Marie-Louise Baumann tranquillise les Kazakhs ce même 14 juin, affirmant que Christa Markwalder est d’accord avec les suppressions, « car les droits de l’homme sont une sorte d’expression émotionnelle », écrit-elle. « Ce n’est pas juste, elle m’attribue ces mots », proteste Markwalder. Dans la version finale de l’interpellation, les droits de l’homme n’apparaissent plus, tandis qu’Ak Schol est mentionné sur un ton positif. L’interpellation demande en outre au Conseil fédéral dans quelle mesure le cas Khrapounov affecte les relations avec le Kazakhstan. La mention de ce dernier était même « l’objectif suprême » (« the ultimate goal ») des Kazakhs, comme ils l’ont fait savoir précédemment à Baumann. Markwalder assure que Baumann le lui a caché.
Par ailleurs, Baumann a rédigé trois questions à propos du Kazakhstan que Christa Markwalder a transmises à la Commission des affaires étrangères. Leur énoncé a également été revu par les Kazakhs, ce que Markwalder, à ses dires, ignorait aussi. Désignée présidente du Conseil national pour 2016, Christa Markwalder affirme être « choquée que Baumann ait discuté chaque détail avec les Kazakhs sans me le faire savoir. Il ne se peut tout de même pas que quelqu’un encaisse de l’argent quand je dépose une interpellation qui vise à améliorer les relations entre la Suisse et le Kazakhstan. »
Marie-Louise Baumann affirme que, rétrospectivement, elle aurait certainement dû se montrer « plus méfiante » à l’endroit de Perouachev. Il lui avait paru crédible qu’il veuille modifier pas à pas les conditions dans son pays.
Elle ne se serait pas laisser mobiliser par le gouvernement. Commentaire des circonstances de l’interpellation : « Je ne crois pas que Christa Markwalder savait que nous avions retiré la notion de droits de l’homme à la demande des Kazakhs. » Pour le reste, la partie kazakhe aurait mis un terme au mandat le 29 avril 2015, sans motiver la mesure. Au total, Burson-Marsteller aurait facturé quelque 150’000 francs pour un mandat d’une durée de plus de deux ans.
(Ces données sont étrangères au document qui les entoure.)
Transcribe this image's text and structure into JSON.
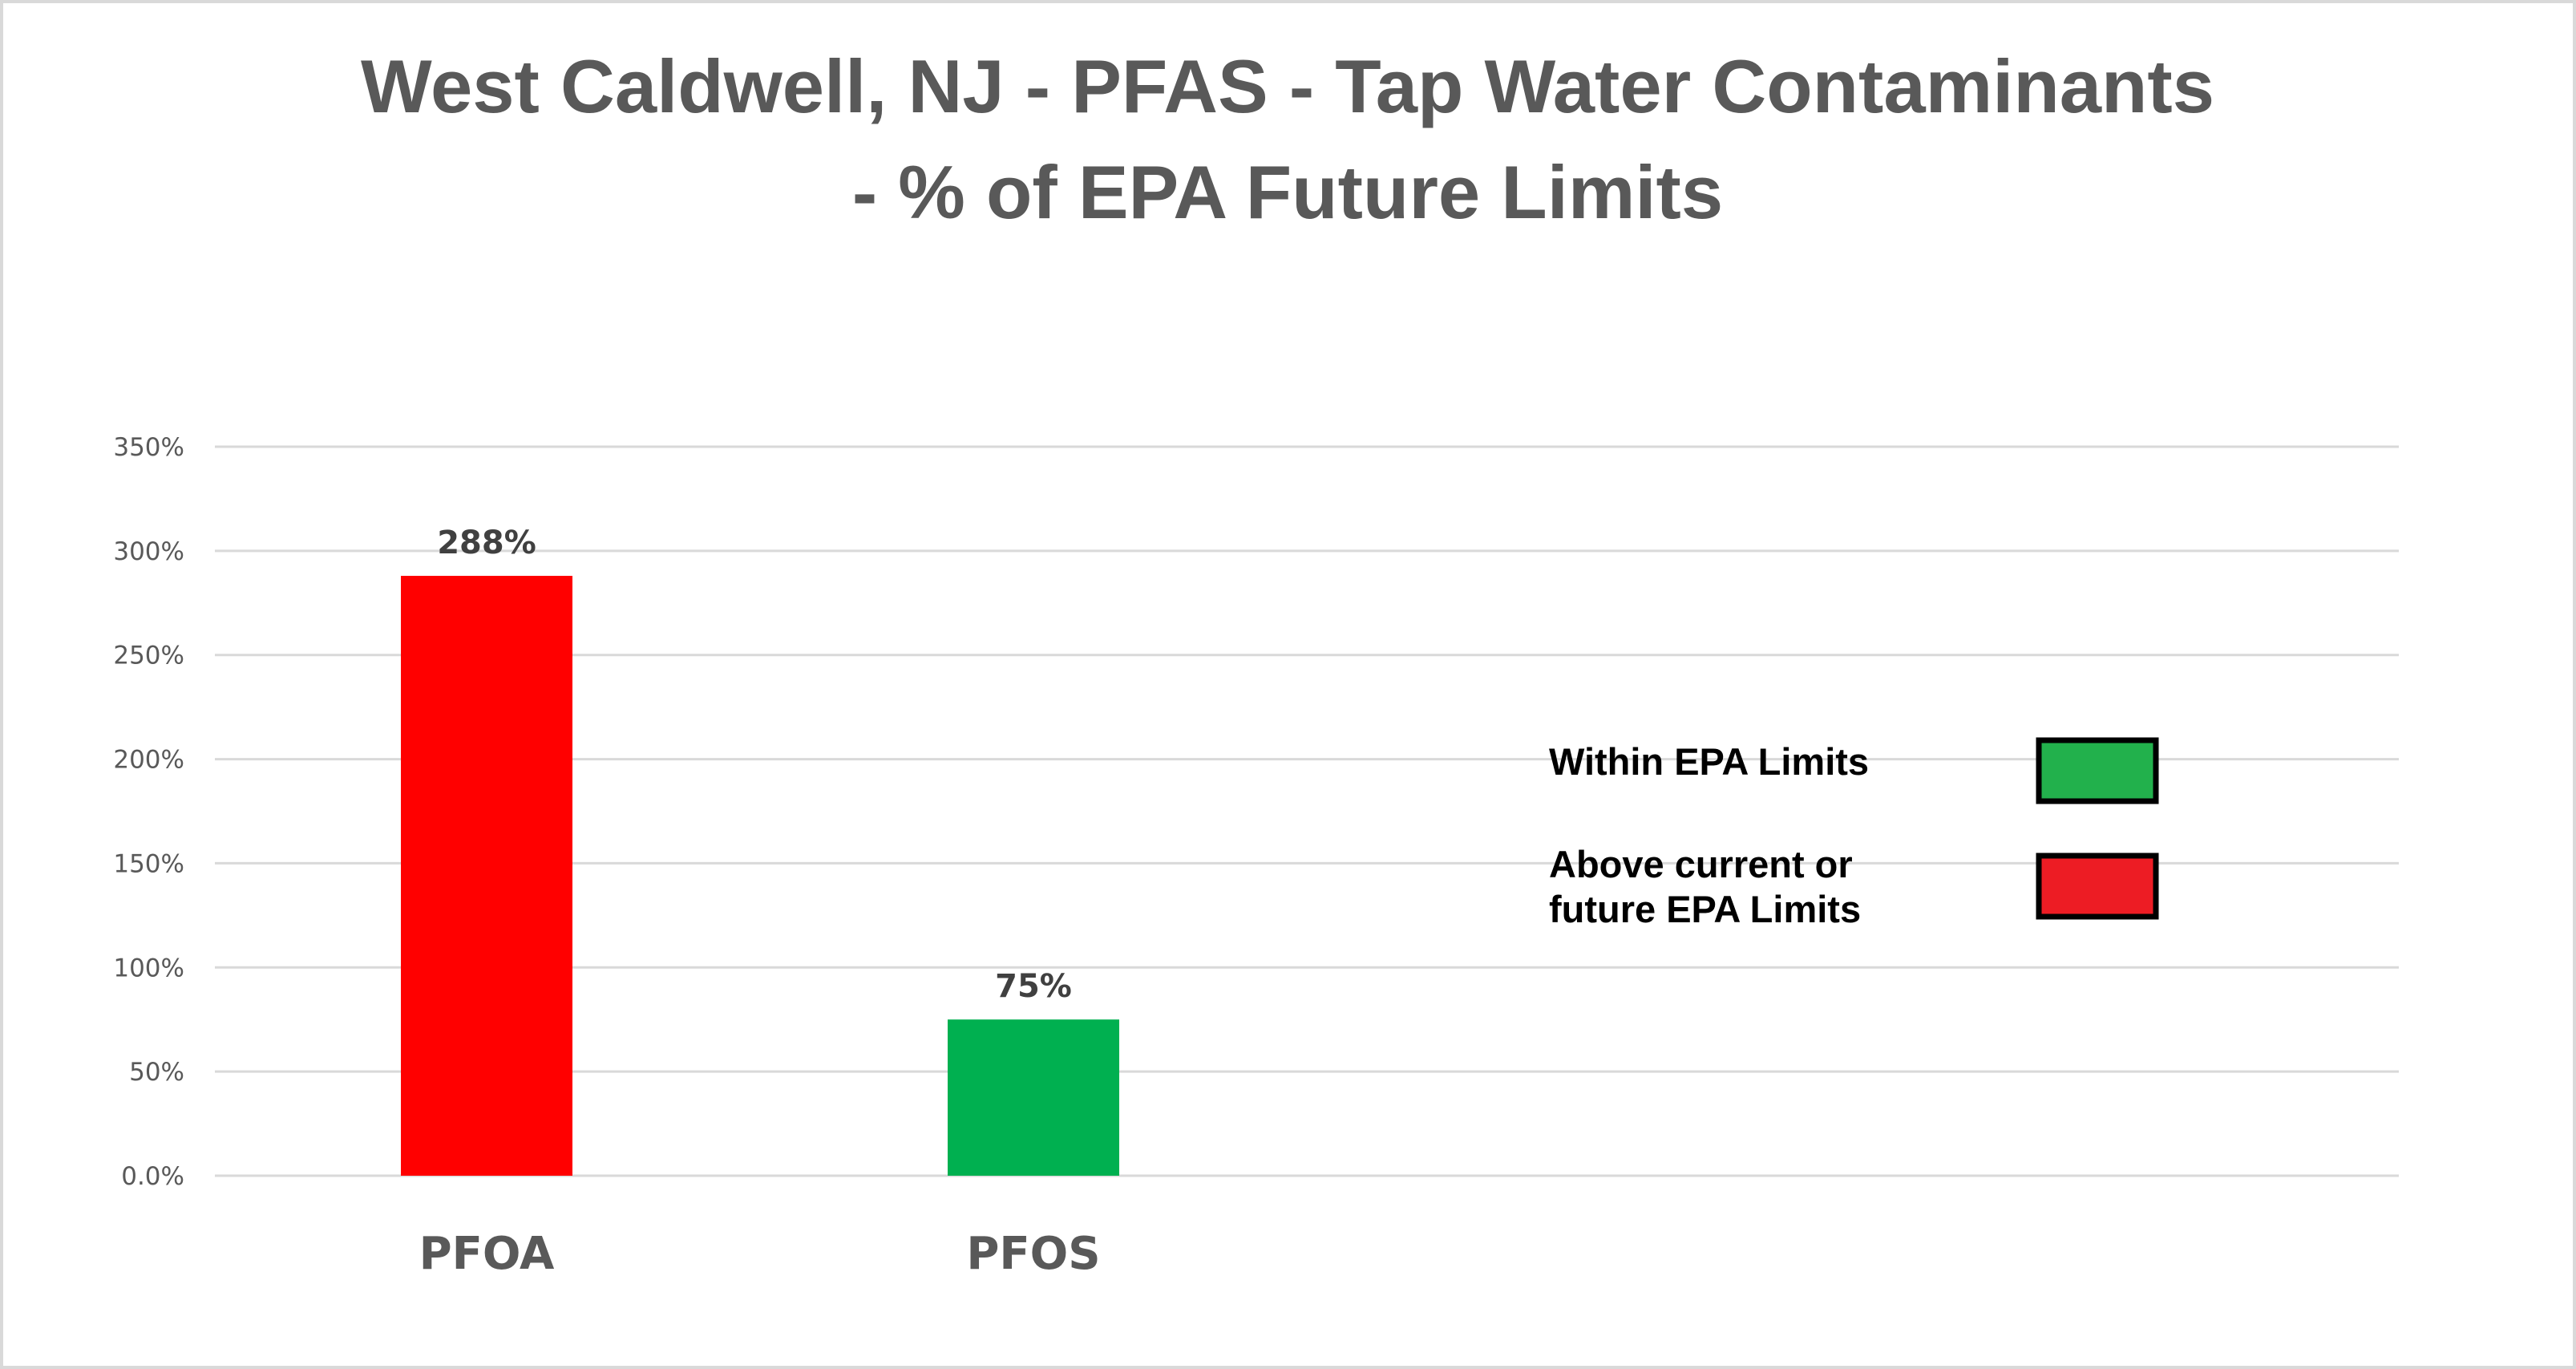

Le pseudo-parti d’opposition qui embobine les politiciens suisses
Le parti Ak Schol, qui se présente face aux politiciens suisses comme une opposition libérale, est très fidèle au régime. Une simple recherche Google permet de dénicher des informations de think-tanks internationaux et de médias qui décrivent Ak Schol comme une pseudo-opposition. Le chef du parti Asat Perouachev est un proche de Timour Koulibaïev, le gendre du chef de l’Etat Nazarbaïev. Plusieurs courriels évoquent le fait que Perouachev aurait même pu discuter avec Koulibaïev les actions de lobbying à entreprendre à Berne. Dans un courriel envoyé du compte de Perouachev le 15 juin 2013, il est demandé qu’une personne aux initiales T. A. donne son feu vert à l’interpellation Markwalder : T. A. sont les initiales des prénoms de Koulibaïev. Si T. A. représente bel et bien Koulibaïev – il n’y a pas de preuves mais des indices – la famille du dictateur aurait piloté l’interpellation elle même.
Même si une interpellation est un instrument plutôt modeste, la mention explicite d’Ak Schol reste une pièce du puzzle pour construire aux yeux de l’Occident une façade de multipartisme. Il ressort des courriels que Burson-Marsteller édifiait au départ de la Suisse un « Public Affairs Effort » de dimension européenne pour le compte d’Ak Schol.